‘The 5 big mistakes that led to Ron Johnson’s ouster at JC Penney’

Let’s just point this out upfront: By most accounts, Johnson was trying to accomplish the seemingly impossible with a radical reinvention of the JC Penney brand. Many thought that if anyone could do it, it was Johnson, the retail superstar credited for making Target hip and turning the Apple Store into a monster success story. His plans were bold—too bold, virtually everyone now agrees. Correspondingly, he was removed as CEO not because he came up a little short of the goals set for the company. He was ousted because he failed in spectacular fashion.

Good analysis.

  • G

    They panicked and think going back to the past will save them. The first commentator is priceless. They must have customers from hell. “I like JC Penney and shop there a few times a year. I have only ever been in the Apple Store once, to buy my wife an iPhone on Valentines Day and I will never return. Ever.”

    • kibbles

      yeah i chuckled at that. was going to respond with, “You’re buying it wrong”, but didnt want to register.

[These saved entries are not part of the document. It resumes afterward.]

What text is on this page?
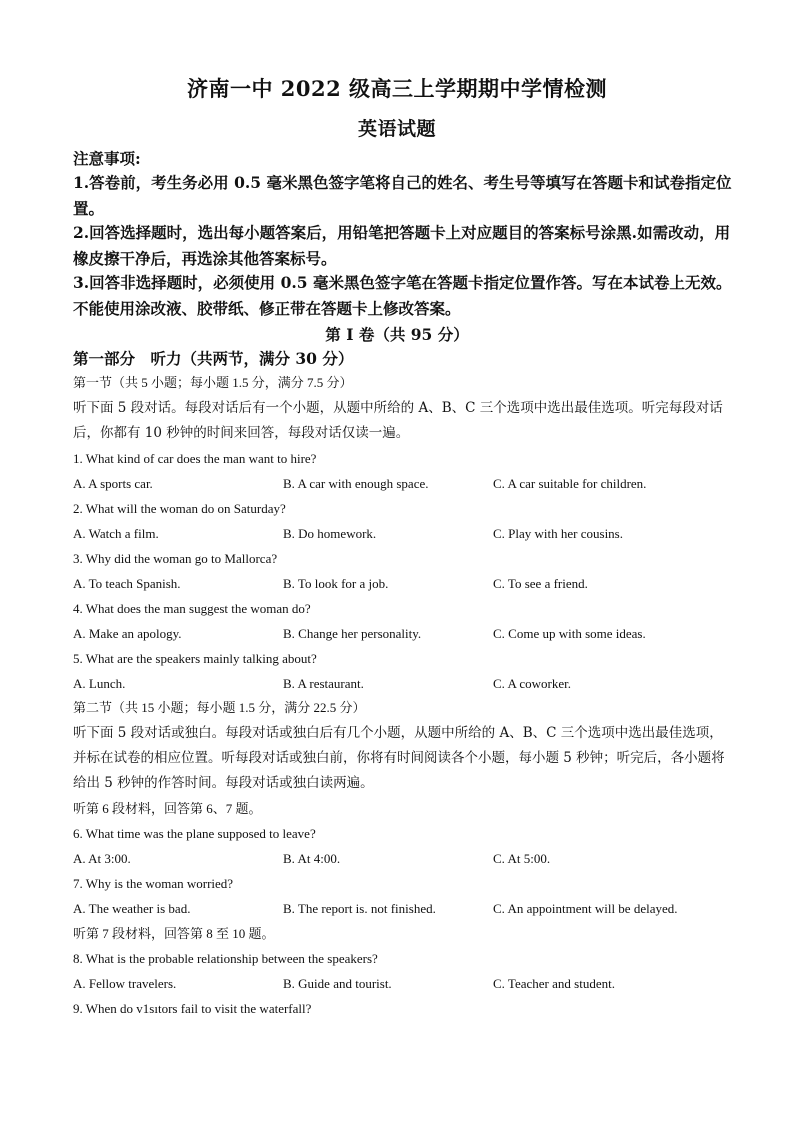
济南一中 2022 级高三上学期期中学情检测
英语试题
注意事项:
1.答卷前，考生务必用 0.5 毫米黑色签字笔将自己的姓名、考生号等填写在答题卡和试卷指定位置。
2.回答选择题时，选出每小题答案后，用铅笔把答题卡上对应题目的答案标号涂黑.如需改动，用橡皮擦干净后，再选涂其他答案标号。
3.回答非选择题时，必须使用 0.5 毫米黑色签字笔在答题卡指定位置作答。写在本试卷上无效。不能使用涂改液、胶带纸、修正带在答题卡上修改答案。
第 I 卷（共 95 分）
第一部分　听力（共两节，满分 30 分）
第一节（共 5 小题；每小题 1.5 分，满分 7.5 分）
听下面 5 段对话。每段对话后有一个小题，从题中所给的 A、B、C 三个选项中选出最佳选项。听完每段对话后，你都有 10 秒钟的时间来回答，每段对话仅读一遍。
1. What kind of car does the man want to hire?
A. A sports car.	B. A car with enough space.	C. A car suitable for children.
2. What will the woman do on Saturday?
A. Watch a film.	B. Do homework.	C. Play with her cousins.
3. Why did the woman go to Mallorca?
A. To teach Spanish.	B. To look for a job.	C. To see a friend.
4. What does the man suggest the woman do?
A. Make an apology.	B. Change her personality.	C. Come up with some ideas.
5. What are the speakers mainly talking about?
A. Lunch.	B. A restaurant.	C. A coworker.
第二节（共 15 小题；每小题 1.5 分，满分 22.5 分）
听下面 5 段对话或独白。每段对话或独白后有几个小题，从题中所给的 A、B、C 三个选项中选出最佳选项，并标在试卷的相应位置。听每段对话或独白前，你将有时间阅读各个小题，每小题 5 秒钟；听完后，各小题将给出 5 秒钟的作答时间。每段对话或独白读两遍。
听第 6 段材料，回答第 6、7 题。
6. What time was the plane supposed to leave?
A. At 3:00.	B. At 4:00.	C. At 5:00.
7. Why is the woman worried?
A. The weather is bad.	B. The report is. not finished.	C. An appointment will be delayed.
听第 7 段材料，回答第 8 至 10 题。
8. What is the probable relationship between the speakers?
A. Fellow travelers.	B. Guide and tourist.	C. Teacher and student.
9. When do v1sıtors fail to visit the waterfall?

    • Unfortunately, I agree with him. I avoid going into the Apple stores here in Arizona at all cost. They’re a miserable experience. Too crowded with teenagers who have no intention on buying anything. Virtually no computers in the store anymore. No software. No 3rd party anything (except iPhone cases). You can’t get anyone to help you. When you do get someone, they’re clueless freaking idiots who know little to nothing about the Mac. Paying for something can take 3X longer than it did to decide what to buy.

      The busier Apple Stores are victims of their own popularity.

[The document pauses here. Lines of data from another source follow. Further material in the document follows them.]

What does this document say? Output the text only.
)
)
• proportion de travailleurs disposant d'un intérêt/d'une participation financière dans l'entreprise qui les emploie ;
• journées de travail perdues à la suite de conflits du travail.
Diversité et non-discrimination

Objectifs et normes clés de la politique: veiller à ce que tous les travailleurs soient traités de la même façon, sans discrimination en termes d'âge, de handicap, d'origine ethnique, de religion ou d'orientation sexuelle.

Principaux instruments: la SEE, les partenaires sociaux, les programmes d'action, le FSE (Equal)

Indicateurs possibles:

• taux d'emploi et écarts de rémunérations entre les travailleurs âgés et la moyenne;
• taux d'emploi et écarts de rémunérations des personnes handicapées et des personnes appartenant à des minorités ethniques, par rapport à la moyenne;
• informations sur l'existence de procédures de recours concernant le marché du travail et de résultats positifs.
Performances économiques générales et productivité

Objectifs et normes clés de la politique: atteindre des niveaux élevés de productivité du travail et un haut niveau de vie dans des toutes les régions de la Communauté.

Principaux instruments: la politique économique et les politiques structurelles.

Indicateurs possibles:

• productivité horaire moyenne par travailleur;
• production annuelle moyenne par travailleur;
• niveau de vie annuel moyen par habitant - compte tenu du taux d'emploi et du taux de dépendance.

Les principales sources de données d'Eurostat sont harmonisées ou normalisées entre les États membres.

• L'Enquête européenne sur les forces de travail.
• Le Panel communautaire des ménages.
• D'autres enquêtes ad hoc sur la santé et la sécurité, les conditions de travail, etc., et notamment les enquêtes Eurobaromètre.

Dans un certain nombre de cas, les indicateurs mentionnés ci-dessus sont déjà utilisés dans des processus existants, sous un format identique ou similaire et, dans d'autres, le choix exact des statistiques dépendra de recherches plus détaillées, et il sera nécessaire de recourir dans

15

      • Wow. I have the exact opposite experience at my Oklahoma City Store. Helpful and knowledgeable staff, plenty of computers to try out (a couple each of desktop and laptop models), plenty of accessories (headphones, cases, microphones, and more). Maybe there is something wrong with the Arizona store itself, or Apple needs to focus on standardizing the experience across states?

        As for software, the shrinking software section is happening in stores throughout the industry. BestBuy, Staples and more are seeing shrinking software sections (or the expansion of crap budgetware). Don’t even get me started on how sad it looks and feels walking into a GameStop. BRick and mortar stores have to rethink what they are offering, especially when it comes to boxed software. Online downloads

        • Jim H

          Ditto at the Providence Place mall in RI

      • “No one goes there any more. It’s too busy”. 🙂

        • lucascott

          A problem many companies would love to have.

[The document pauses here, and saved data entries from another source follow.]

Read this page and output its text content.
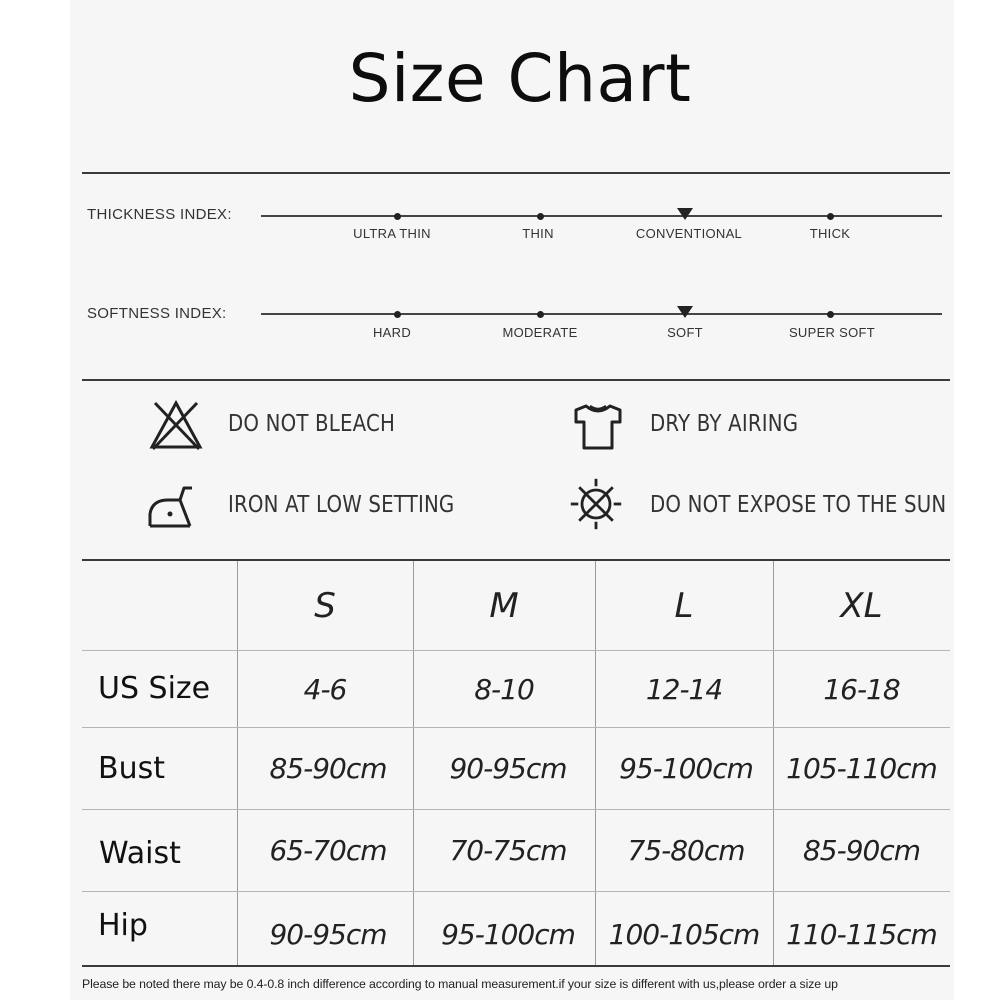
Size Chart
THICKNESS INDEX:
ULTRA THIN	THIN	CONVENTIONAL	THICK
SOFTNESS INDEX:
HARD	MODERATE	SOFT	SUPER SOFT
DO NOT BLEACH	DRY BY AIRING
IRON AT LOW SETTING	DO NOT EXPOSE TO THE SUN
S	M	L	XL
US Size	4-6	8-10	12-14	16-18
Bust	85-90cm	90-95cm	95-100cm	105-110cm
Waist	65-70cm	70-75cm	75-80cm	85-90cm
Hip	90-95cm	95-100cm	100-105cm 110-115cm
Please be noted there may be 0.4-0.8 inch difference according to manual measurement.if your size is different with us,please order a size up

          But I do think some folks nailed the issue with all this change at JC Penny. It wasn’t just too much too soon for the customers but apparently the staff also. I went into a store a few months back and none of the staff seemed to really care to help. Many of them looked sloppy and hungover etc. I heard they tried to move to an iPod checkout system rather than set registers and the staff hated it. I can’t help but wonder if some of it was because they couldn’t hide anymore. They were expected now to be out in the racks actively cleaning and helping folks. And those that weren’t were getting hours cut and even laid off as bloat in the staff. That kind of thing might make any employee less thrilled to embrace change

  • That is just the thing JC Penny was trying to go with the “everyday low-prices” model of Wal-Mart instead of the discount/coupon game of Macy’s where a coupon has 300+ exclusions listed in microscopic type.

    The brand had already a specific identity with consumers and trying to flip that identity on its head is just not something that consumers allowed.

    It will be interesting to see what they do going forward. It seems like the core consumer demographic is Baby Boomers +. Johnson seemed to have a plan on how make the brand work for younger groups. I just don’t see it lasting over the next 40 years.

  • I can’t remember ever having been in a JC Penney. Which is not to say I haven’t ever been in one, just that there’s nothing I can recall.

    If they’re any better than the last squalid Sears I had a look around, I’d give them praise. I’ve seen a noticeable decline in the selection of a several chain department stores, including Target and Bed Bath & Beyond.

  • Timmy

    Apple started from one store to slow expansion. They had time to see if it would be succesful and experiment along the way. That’s a different story than to change all existing stores and concept at once.

    Same happened in the Netherlands when the a well known grocery chain had the idea to radically change every store and its services at once, also change the name of the stores; it failed miserably and they lost a lot of money. Yes, the person responsible was also ousted.

    Apple expanded retail like a startup, slowly but in for the long haul.